Fermenters come in many shapes and materials. Wooden barrels, glass or plastic carboys, stainless steel conical, and the most basic a plastic bucket are various containers available to the homebrewer. The removable lid on the plastic bucket makes it easy to clean, simple to dry hop or add fruit, and a snap to fill and drain. One the negative side: it scratches easily, holds on to flavors and aromas, allows oxygen to penetrate, and has a large head space easily allowing oxygen to get in and out.
The standard carboy is a step up due to its shape. It has a large flat bottom and a slim neck making it easier to seal out O2. It can be filled to the neck thus reducing the surface area where oxygen can get in, and can be used to condition beer due to this fact. Plastic carboys are very light and will not shatter, but they can scratch and may be susceptible to oxygen intrusion. Whereas glass is heavy and the risk of breakage and serious injury can occur, but it does not scratch and is impervious to O2. They both require an accessory handle to easily carry. The plastic carboy handle is designed to hold the total weight of the containers contents. The glass version's handle should not be used with a full carboy. The glass neck is not designed to hold 50+ pounds. Instead there is a nifty device called a carboy hauler. It is made of several straps that encompass the carboy and snaps together. It can take the heavy weight making it safe to move.
A carboy brush is needed to clean the inside of the carboy. It has a long metal stem and an “L” shaped brush allowing you to clean the entire inside of the container. A good soak with PBW should be done prior to brushing.
A wooden fermenter is rarely used in homebrewing. Sour beer can benefit from the bacteria inside the wood, but most beers do not.
Stainless steel is the top level of fermenter choices. It does not easily scratch, keeps light out, seals very well, is impervious to oxygen, easily cleaned, and usually has a valve at the bottom so no racking is required. They have a large lid making the beer accessible for fruit or dry hopping. Most have a conical (cone shaped) bottom which collects the yeast. This is useful for longer conditioning. The majority of the yeast is buried under the top layer of yeast and keeps it out contact with the beer. For condition over 6 weeks, they have a valve on the very bottom which removes the yeast without having to rack it off the yeast and into another container. Unfortunately, they cost many times more than other fermenter types.

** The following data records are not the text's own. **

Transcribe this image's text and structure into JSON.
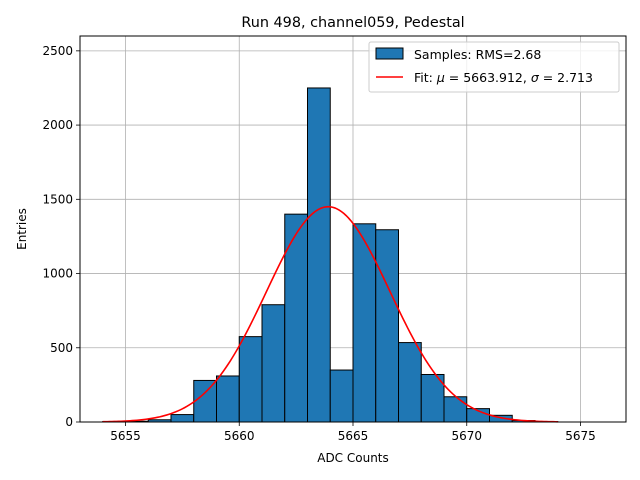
{
  "chart_data": {
    "type": "bar",
    "title": "Run 498, channel059, Pedestal",
    "xlabel": "ADC Counts",
    "ylabel": "Entries",
    "xlim": [
      5653.0,
      5677.0
    ],
    "ylim": [
      0,
      2600
    ],
    "x_ticks": [
      5655,
      5660,
      5665,
      5670,
      5675
    ],
    "y_ticks": [
      0,
      500,
      1000,
      1500,
      2000,
      2500
    ],
    "grid": true,
    "legend_position": "top-right",
    "histogram": {
      "name": "Samples: RMS=2.68",
      "color": "#1f77b4",
      "edge_color": "#000000",
      "bin_width": 1,
      "bin_starts": [
        5654,
        5655,
        5656,
        5657,
        5658,
        5659,
        5660,
        5661,
        5662,
        5663,
        5664,
        5665,
        5666,
        5667,
        5668,
        5669,
        5670,
        5671,
        5672,
        5673,
        5674,
        5675
      ],
      "values": [
        3,
        5,
        15,
        50,
        280,
        310,
        575,
        790,
        1400,
        2250,
        350,
        1335,
        1295,
        535,
        320,
        170,
        90,
        45,
        10,
        3,
        0,
        0
      ]
    },
    "fit": {
      "name": "Fit: μ = 5663.912, σ = 2.713",
      "legend_parts": [
        "Fit: ",
        "μ",
        " = 5663.912, ",
        "σ",
        " = 2.713"
      ],
      "color": "#ff0000",
      "mu": 5663.912,
      "sigma": 2.713,
      "amplitude": 1450,
      "x_range": [
        5654.0,
        5674.0
      ]
    }
  }
}
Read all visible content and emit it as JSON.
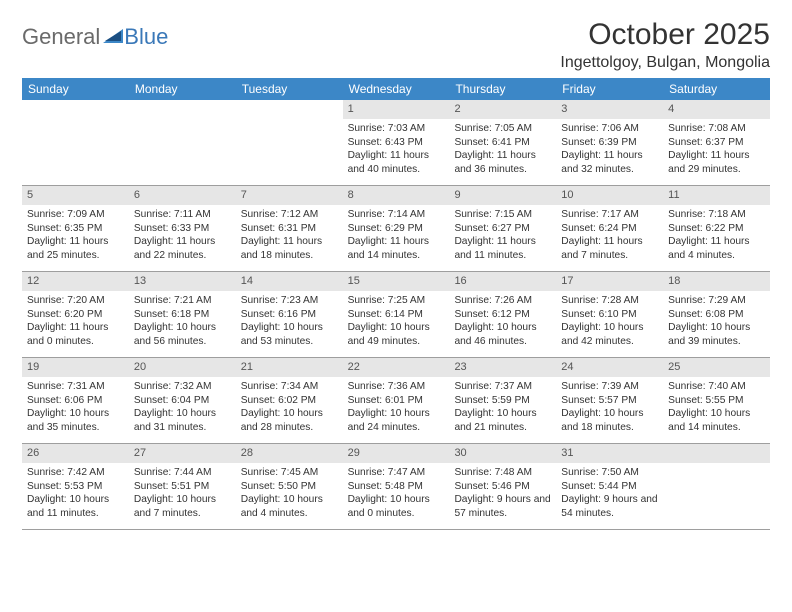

Temperature control during fermentation is very important to control the beer’s flavor. Yeast activity can increase the temperature of the beer by up to 10 degrees over room temperature. Once the fermenting beer gets above 75 F (for most yeast strains), other higher and less desirable alcohols are produced, not to mention an abundance of esters. This leads us to the use of the swamp method. In warmer climates, this method will not get the fermenter down to the preferred temperature of 65-70 F, but it is better than letting it run wild. The fermenter is placed in a few inches of water, either in a bath tub or large container and wrapped with a wet towel. As the water evaporates from the towel, the moisture cools down a few degrees. Using a fan to blow on the towel will help the water evaporate quicker and cool a little more. This is the most basic of temperature control methods, but this is the “Necessary” section of “Equipment”.